Entre 2002 e 2007, as concessões para mineração cresceram mais de 70%, devido à promoção de investimentos e ao elevado preço internacional dos minerais. Ao mesmo tempo, também aumentavam as denúncias de contaminação de comunidades camponesas e nativas. Mas o governo expressou preocupação, sobretudo, pela mineração artesanal na oriental região de selva de Madre de Dios, onde foram destruídos 150 mil hectares de floresta e lançadas no meio ambiente 32 toneladas de mercúrio, segundo dados oficiais. Por isso, as autoridades suspenderam por dois anos a concessão de novas autorizações de exploração nessa área.
O ex-titular do Instituto Nacional de Recursos Naturais, José Luis Camino, disse, em 2008, que os administradores regionais concederam 4.200 autorizações para extração de madeira para ser usada pelas comunidades, mas toneladas de cedro e peroba acabaram vendidas para o exterior. Del Rio, diretora de Diversidade Biológica, admitiu ao Terramérica que há problemas por causa de certas atividades econômicas na Amazônia. Contudo, o avanço histórico, disse, foi criar uma instância de maior nível, o Sistema Nacional de Áreas Naturais Protegidas.
Além disso, insistiu a diretora, estão sendo aplicadas estratégias regionais nos departamentos de Loreto e San Martín, norte do país, que aprovaram, este ano, decretos para reduzir a perda de riqueza natural. As outras cinco regiões que criaram estratégias específicas são Ucayali, no leste, Amazonas, Cajamarca e Tumbes, no norte e noroeste, e Junín, no centro-sul. Porém, ainda não as aplicaram.
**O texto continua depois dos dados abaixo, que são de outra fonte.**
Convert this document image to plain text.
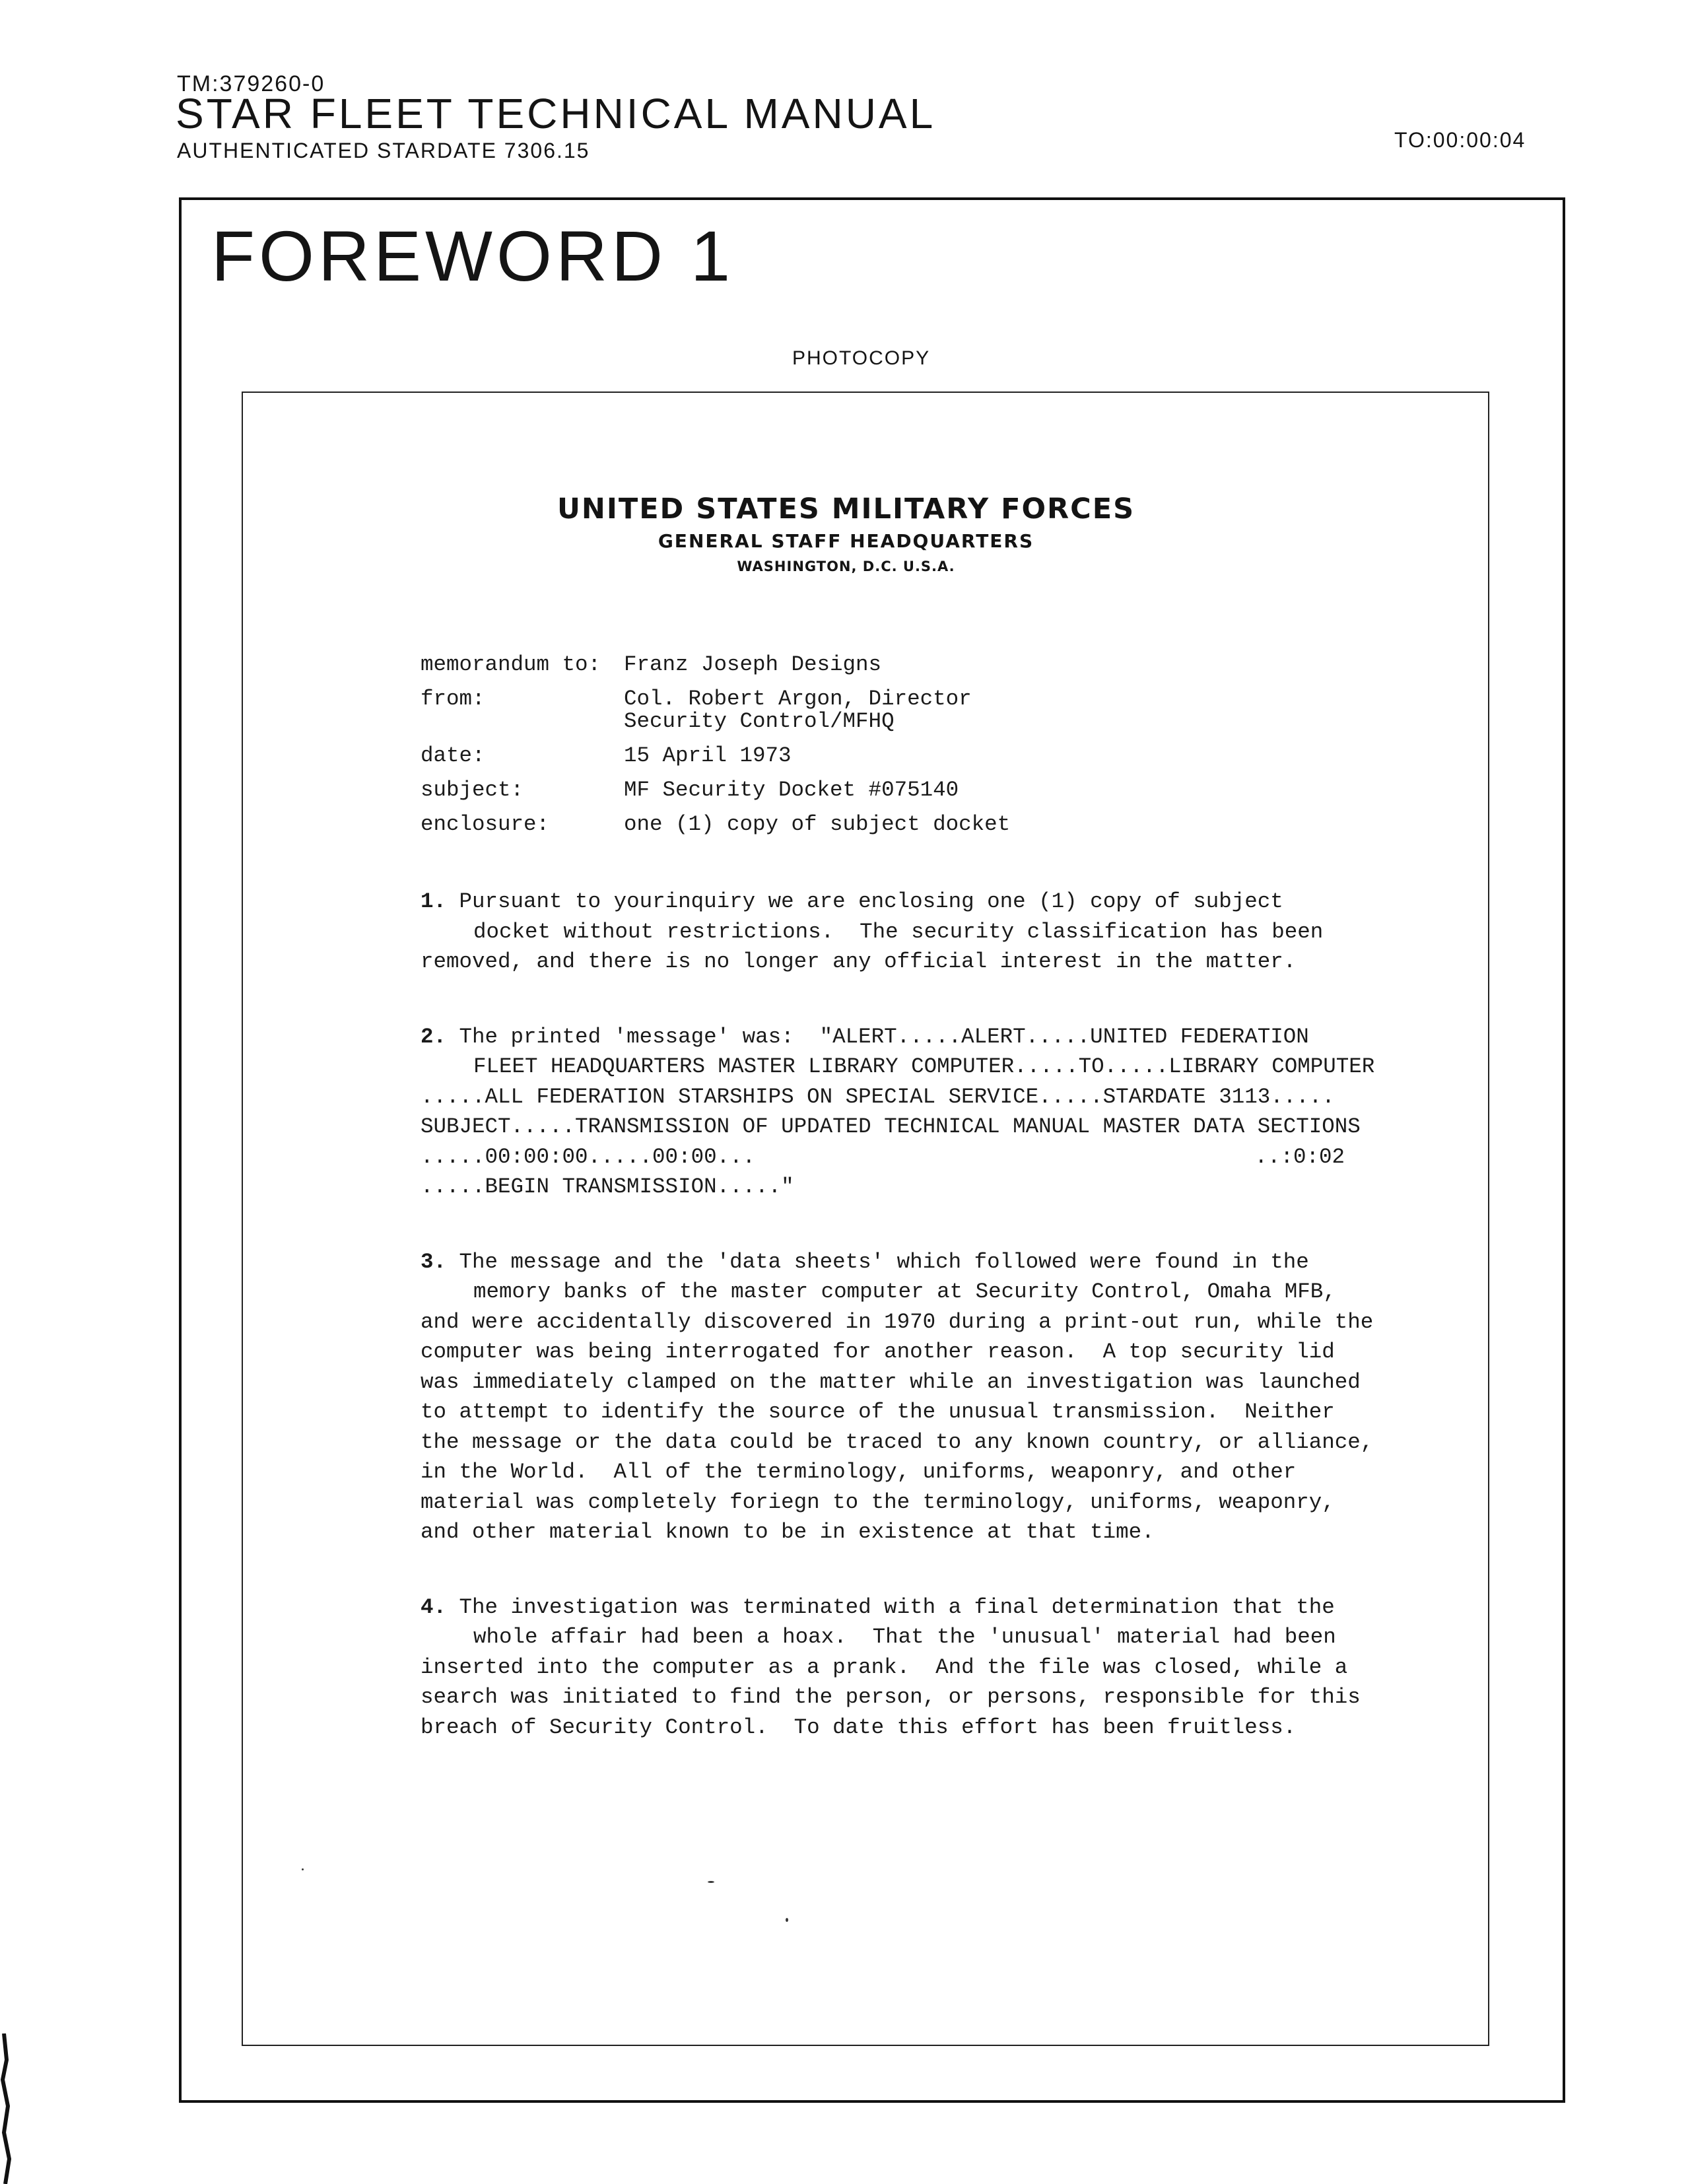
TM:379260-0
STAR FLEET TECHNICAL MANUAL
AUTHENTICATED STARDATE 7306.15	TO:00:00:04
FOREWORD 1
PHOTOCOPY
UNITED STATES MILITARY FORCES
GENERAL STAFF HEADQUARTERS
WASHINGTON, D.C. U.S.A.
memorandum to:	Franz Joseph Designs
from:	Col. Robert Argon, Director
Security Control/MFHQ
date:	15 April 1973
subject:	MF Security Docket #075140
enclosure:	one (1) copy of subject docket
1. Pursuant to yourinquiry we are enclosing one (1) copy of subject
docket without restrictions.  The security classification has been
removed, and there is no longer any official interest in the matter.
2. The printed 'message' was:  "ALERT.....ALERT.....UNITED FEDERATION
FLEET HEADQUARTERS MASTER LIBRARY COMPUTER.....TO.....LIBRARY COMPUTER
.....ALL FEDERATION STARSHIPS ON SPECIAL SERVICE.....STARDATE 3113.....
SUBJECT.....TRANSMISSION OF UPDATED TECHNICAL MANUAL MASTER DATA SECTIONS
.....00:00:00.....00:00...	..:0:02
.....BEGIN TRANSMISSION....."
3. The message and the 'data sheets' which followed were found in the
memory banks of the master computer at Security Control, Omaha MFB,
and were accidentally discovered in 1970 during a print-out run, while the
computer was being interrogated for another reason.  A top security lid
was immediately clamped on the matter while an investigation was launched
to attempt to identify the source of the unusual transmission.  Neither
the message or the data could be traced to any known country, or alliance,
in the World.  All of the terminology, uniforms, weaponry, and other
material was completely foriegn to the terminology, uniforms, weaponry,
and other material known to be in existence at that time.
4. The investigation was terminated with a final determination that the
whole affair had been a hoax.  That the 'unusual' material had been
inserted into the computer as a prank.  And the file was closed, while a
search was initiated to find the person, or persons, responsible for this
breach of Security Control.  To date this effort has been fruitless.
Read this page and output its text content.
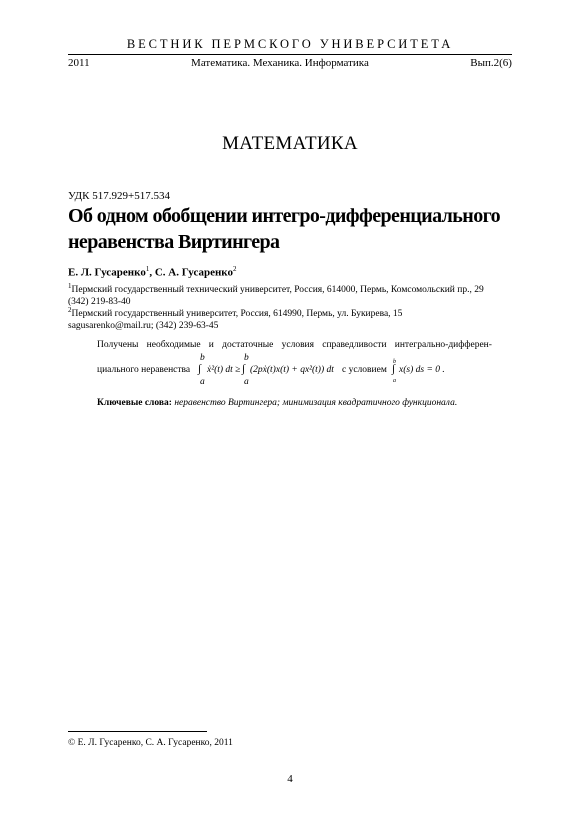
ВЕСТНИК ПЕРМСКОГО УНИВЕРСИТЕТА
2011	Математика. Механика. Информатика	Вып.2(6)
МАТЕМАТИКА
УДК 517.929+517.534
Об одном обобщении интегро-дифференциального
неравенства Виртингера
Е. Л. Гусаренко$^1$, С. А. Гусаренко$^2$
$^1$Пермский государственный технический университет, Россия, 614000, Пермь, Комсомольский пр., 29
(342) 219-83-40
$^2$Пермский государственный университет, Россия, 614990, Пермь, ул. Букирева, 15
sagusarenko@mail.ru; (342) 239-63-45
Получены необходимые и достаточные условия справедливости интегрально-дифферен-
циального неравенства
b
∫
a
ẋ²(t) dt ≥
b
∫
a
(2pẋ(t)x(t) + qx²(t)) dt с условием
b
∫
a
x(s) ds = 0 .
Ключевые слова: неравенство Виртингера; минимизация квадратичного функционала.
© Е. Л. Гусаренко, С. А. Гусаренко, 2011
4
O Peru tem 60 áreas naturais protegidas, que incluem cerca de 20 milhões de hectares, o que representa quase 15% de seu território.
Ruiz acredita que o governo deve priorizar a proteção dessas áreas e consolidar os “bionegócios”, para “que se possa aproveitar a riqueza biológica”. O departamento de Diversidade Biológica do governo, disse Del Rio, está empenhado em um estudo para demonstrar o quanto pode ser rentável a preservação do patrimônio natural.
A cada 22 de maio é celebrado o Dia Internacional da Diversidade Biológica. Os governos do mundo se comprometeram a reduzir drasticamente a perda de biodiversidade até 2010, meta que, já se sabe, não será atingida. Para alcançá-la, foi implementada a Contagem Regressiva 2010, coordenada pela União Internacional para a Conservação da Natureza (UICN) e destinada a mobilizar governos, empresas e sociedade rumo a esse objetivo vital. A Lista Vermelha da UICN registrou, em 2008, mais de 16.900 espécies com algum grau de risco de extinção.
(Por Milagros Salazar*, IPS / Envolverde, 23/05/2009)
* A autora é colaboradora do Terramérica.
Artigo produzido para o Terramérica, projeto de comunicação dos Programas das Nações Unidas para o Meio Ambiente (Pnuma) e para o Desenvolvimento (Pnud), realizado pela Inter Press Service (IPS) e distribuído pela Agência Envolverde.